John Gay


Part I. Fable 21. The Rat-catcher and Cats


  The rats by night such mischief did,
  Betty was every morning chid.
  They undermined whole sides of bacon,
  Her cheese was sapped, her tarts were taken.
  Her pasties, fenced with thickest paste,
  Were all demolished, and laid waste.
  She cursed the cat for want of duty,
  Who left her foes a constant booty.
  An engineer, of noted skill,
  Engaged to stop the growing ill.

     From room to room he now surveys
  Their haunts, their works, their secret ways;
  Finds where they 'scape an ambuscade,
  And whence the nightly sally's made.
     An envious cat from place to place,
  Unseen, attends his silent pace.
  She saw, that if his trade went on,
  The purring race must be undone;
  So, secretly removes his baits,
  And every stratagem defeats.

     Again he sets the poisoned toils,
  And puss again the labour foils.
     'What foe (to frustrate my designs)
  My schemes thus nightly countermines?'
  Incensed, he cries: 'this very hour
  This wretch shall bleed beneath my power.'
     So said.

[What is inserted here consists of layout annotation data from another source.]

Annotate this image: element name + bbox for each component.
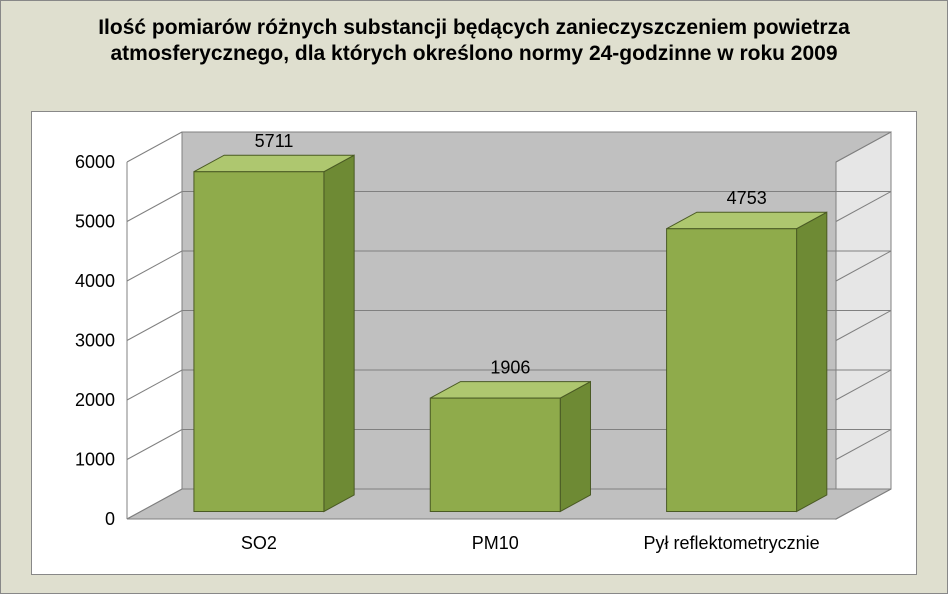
bar-side — [797, 212, 827, 511]
bar-value-label: 4753 — [727, 188, 767, 208]
bar-value-label: 1906 — [490, 358, 530, 378]
y-tick-label: 5000 — [75, 212, 115, 232]
y-tick-label: 3000 — [75, 331, 115, 351]
bar-chart-svg: 0 1000 2000 3000 4000 5000 6000 5711 SO2 1906 PM10… — [32, 112, 916, 574]
bar-side — [324, 155, 354, 511]
category-label: Pył reflektometrycznie — [644, 533, 820, 553]
bar — [194, 172, 324, 512]
y-tick-label: 1000 — [75, 450, 115, 470]
chart-title: Ilość pomiarów różnych substancji będący… — [1, 1, 947, 76]
y-tick-label: 0 — [105, 509, 115, 529]
y-tick-label: 4000 — [75, 271, 115, 291]
plot-area: 0 1000 2000 3000 4000 5000 6000 5711 SO2 1906 PM10… — [31, 111, 917, 575]
y-tick-label: 6000 — [75, 152, 115, 172]
category-label: PM10 — [472, 533, 519, 553]
y-tick-label: 2000 — [75, 390, 115, 410]
bar-side — [560, 382, 590, 512]
chart-container: Ilość pomiarów różnych substancji będący… — [0, 0, 948, 594]
bar — [430, 398, 560, 511]
bar — [667, 229, 797, 512]
category-label: SO2 — [241, 533, 277, 553]
bar-value-label: 5711 — [255, 131, 294, 151]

A pond'rous trap he brought,
  And in the fact poor puss was caught.
     'Smuggler,' says he, 'thou shalt be made
  A victim to our loss of trade.'

     The captive cat, with piteous mews,
  For pardon, life, and freedom sues:
  'A sister of the science spare;
  One interest is our common care.'
     'What insolence!' the man replied;
  'Shall cats with us the game divide?
  Were all your interloping band
  Extinguished, of expelled the land,
  We rat-catchers might raise our fees,
  Sole guardians of a nation's cheese!'

     A cat, who saw the lifted knife,
  Thus spoke, and saved her sister's life:
    'In every age and clime we see,
  Two of a trade can ne'er agree.
  Each hates his neighbour for encroaching;
  Squire stigmatises squire for poaching;
  Beauties with beauties are in arms,
  And scandal pelts each other's charms;
  Kings too their neighbour kings dethrone,
  In hope to make the world their own.

  But let us limit our desires;
  Nor war like beauties, kings, and squires!